DFIR is the third leg. When an AI-driven intrusion lands, the investigation requirements are different. Reverse engineering an AI-orchestrated attack chain requires expertise that combines malware analysis, prompt forensics, and traditional incident response. Howler Cell’s DFIR team operates around the clock, with expert investigators ready to respond the moment an incident is confirmed. That capability must be in place before the incident, not assembled during it.

Meridian: Why Context Determines Who Wins the AI-on-AI Race

Defending against AI-driven attacks will increasingly involve AI-driven defense. The quality of those defensive AI agents depends entirely on the context they have to work with. An AI agent triaging a flood of new zero-day vulnerabilities is only as accurate as the entity context it can see. Fragmented context produces fragmented answers, and the Mythos access chain makes that concrete.

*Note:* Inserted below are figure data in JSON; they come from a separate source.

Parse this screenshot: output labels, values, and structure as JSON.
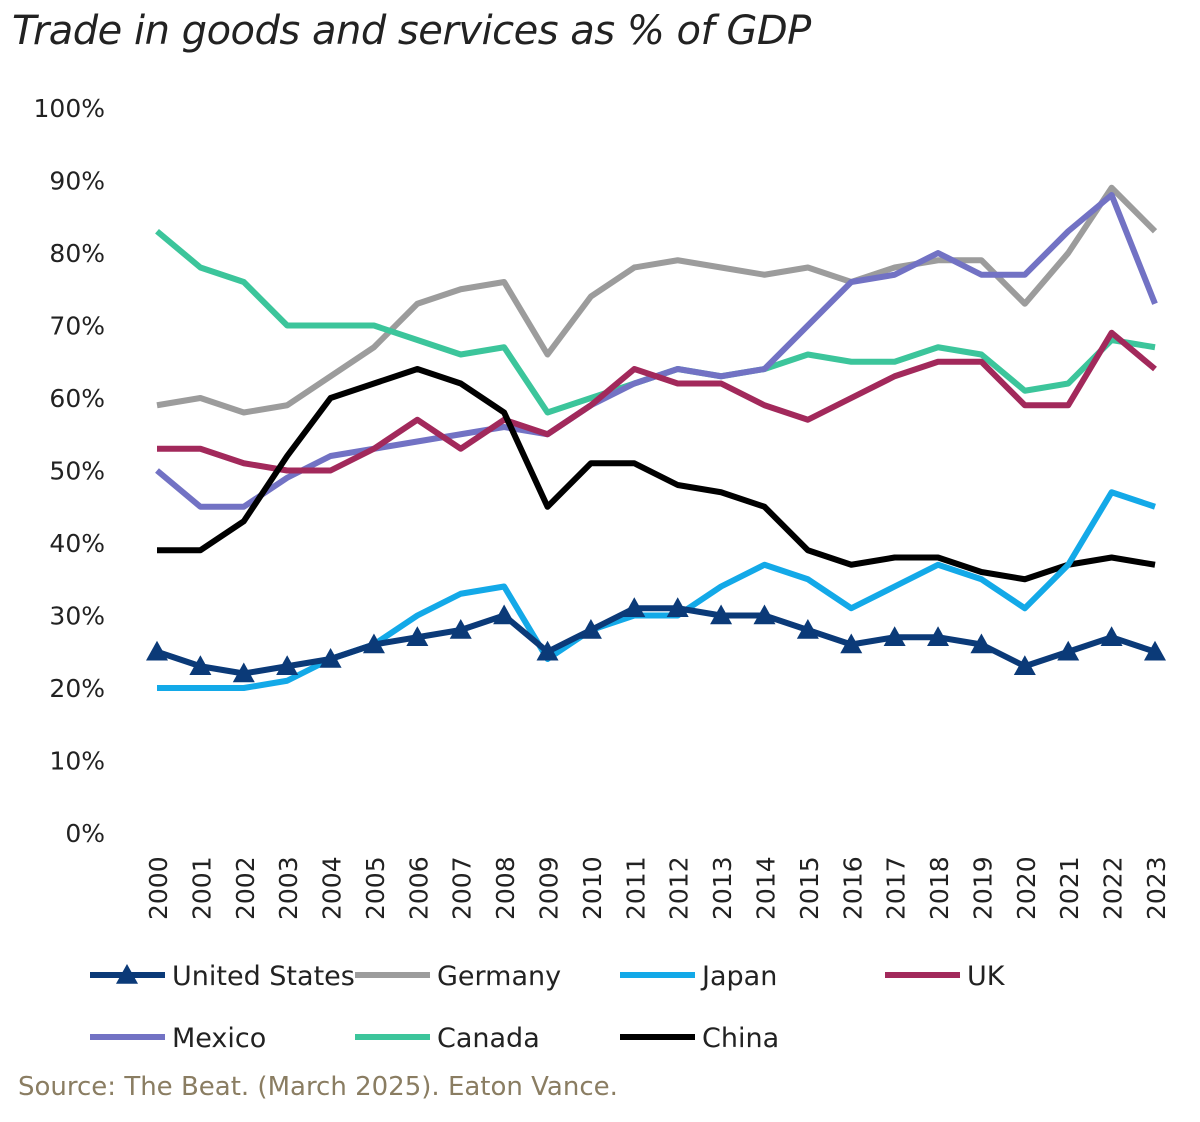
{
  "chart_data": {
    "type": "line",
    "title": "Trade in goods and services as % of GDP",
    "source": "Source: The Beat. (March 2025). Eaton Vance.",
    "xlabel": "",
    "ylabel": "",
    "ylim": [
      0,
      100
    ],
    "yticks": [
      "0%",
      "10%",
      "20%",
      "30%",
      "40%",
      "50%",
      "60%",
      "70%",
      "80%",
      "90%",
      "100%"
    ],
    "grid": false,
    "legend": "bottom",
    "x": [
      "2000",
      "2001",
      "2002",
      "2003",
      "2004",
      "2005",
      "2006",
      "2007",
      "2008",
      "2009",
      "2010",
      "2011",
      "2012",
      "2013",
      "2014",
      "2015",
      "2016",
      "2017",
      "2018",
      "2019",
      "2020",
      "2021",
      "2022",
      "2023"
    ],
    "series": [
      {
        "name": "United States",
        "color": "#0b3a78",
        "marker": "triangle",
        "values": [
          25,
          23,
          22,
          23,
          24,
          26,
          27,
          28,
          30,
          25,
          28,
          31,
          31,
          30,
          30,
          28,
          26,
          27,
          27,
          26,
          23,
          25,
          27,
          25
        ]
      },
      {
        "name": "Germany",
        "color": "#9c9c9c",
        "values": [
          59,
          60,
          58,
          59,
          63,
          67,
          73,
          75,
          76,
          66,
          74,
          78,
          79,
          78,
          77,
          78,
          76,
          78,
          79,
          79,
          73,
          80,
          89,
          83
        ]
      },
      {
        "name": "Japan",
        "color": "#13a9e8",
        "values": [
          20,
          20,
          20,
          21,
          24,
          26,
          30,
          33,
          34,
          24,
          28,
          30,
          30,
          34,
          37,
          35,
          31,
          34,
          37,
          35,
          31,
          37,
          47,
          45
        ]
      },
      {
        "name": "UK",
        "color": "#a2295b",
        "values": [
          53,
          53,
          51,
          50,
          50,
          53,
          57,
          53,
          57,
          55,
          59,
          64,
          62,
          62,
          59,
          57,
          60,
          63,
          65,
          65,
          59,
          59,
          69,
          64
        ]
      },
      {
        "name": "Mexico",
        "color": "#7272c4",
        "values": [
          50,
          45,
          45,
          49,
          52,
          53,
          54,
          55,
          56,
          55,
          59,
          62,
          64,
          63,
          64,
          70,
          76,
          77,
          80,
          77,
          77,
          83,
          88,
          73
        ]
      },
      {
        "name": "Canada",
        "color": "#3cc59b",
        "values": [
          83,
          78,
          76,
          70,
          70,
          70,
          68,
          66,
          67,
          58,
          60,
          62,
          64,
          63,
          64,
          66,
          65,
          65,
          67,
          66,
          61,
          62,
          68,
          67
        ]
      },
      {
        "name": "China",
        "color": "#000000",
        "values": [
          39,
          39,
          43,
          52,
          60,
          62,
          64,
          62,
          58,
          45,
          51,
          51,
          48,
          47,
          45,
          39,
          37,
          38,
          38,
          36,
          35,
          37,
          38,
          37
        ]
      }
    ]
  }
}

In that chain, the questions that mattered for response speed were never just “what is vulnerable?” They were: which third party is involved, what access does that third party hold, what data did they pull, who else inherits that access, and what is the blast radius if it is misused. Without answers to all of those at once, response slows and fragments across teams.

Figure 5: How Meridian connects intelligence, identity, and asset data into a single context layer for AI security, hunting, and investigations.

Meridian, Cyderes’ entity fabric, addresses that gap directly. It connects identity, asset, access, and exposure data across more than 500 integrations into a single, continuously validated risk model. Every alert and every vulnerability finding is evaluated through verified entity context rather than static severity scores. When AI agents run for detection, prioritization, or response, they operate from a shared reality rather than partial signals. In a Mythos-era environment, that is the difference between a triage process that scales to AI-discovery volumes and one that fragments under them.

The race between AI attackers and AI defenders will be decided on context quality as much as on model capability. Defenders limited by fragmented context lose ground even when their models are capable. Meridian closes that gap across AI security, threat hunting, and DFIR.

The Window Is Smaller, Not Closed

Eleven days ago, I argued the window is open and will not stay open. The window is still open. It is also smaller than it was, and the rate of compression is faster than the original timeline assumed. Three things follow:

• AI dependencies belong in your asset inventory now. Open-source AI libraries, gateways, and orchestration tools need the same dependency hygiene as any other production-critical component. Pin your versions. Use cryptographic hashes. Watch outbound traffic from AI infrastructure, and build an inventory of which credentials live inside which AI tools.
• Third-party access paths need behavioral coverage. Vendor and contractor sessions are the unmonitored side of most environments. They are also the most likely path for AI-era intrusions. Hunting for privilege creep, anomalous session behavior, and cross-tenant access is no longer optional.
• Hunt for AI risk as well as AI threats. Unsanctioned AI use, prompt-injected internal assistants, exposed AI credentials, and rogue AI-driven workflows are risks before they become incidents. Identifying them inside a customer environment is part of the hunt mission, not adjacent to it.

Mythos containment failed in hours. That is what eleven days proved. The defensive question now is whether your stack is operational against this pattern before the next failure, and the next one will not be a Discord group.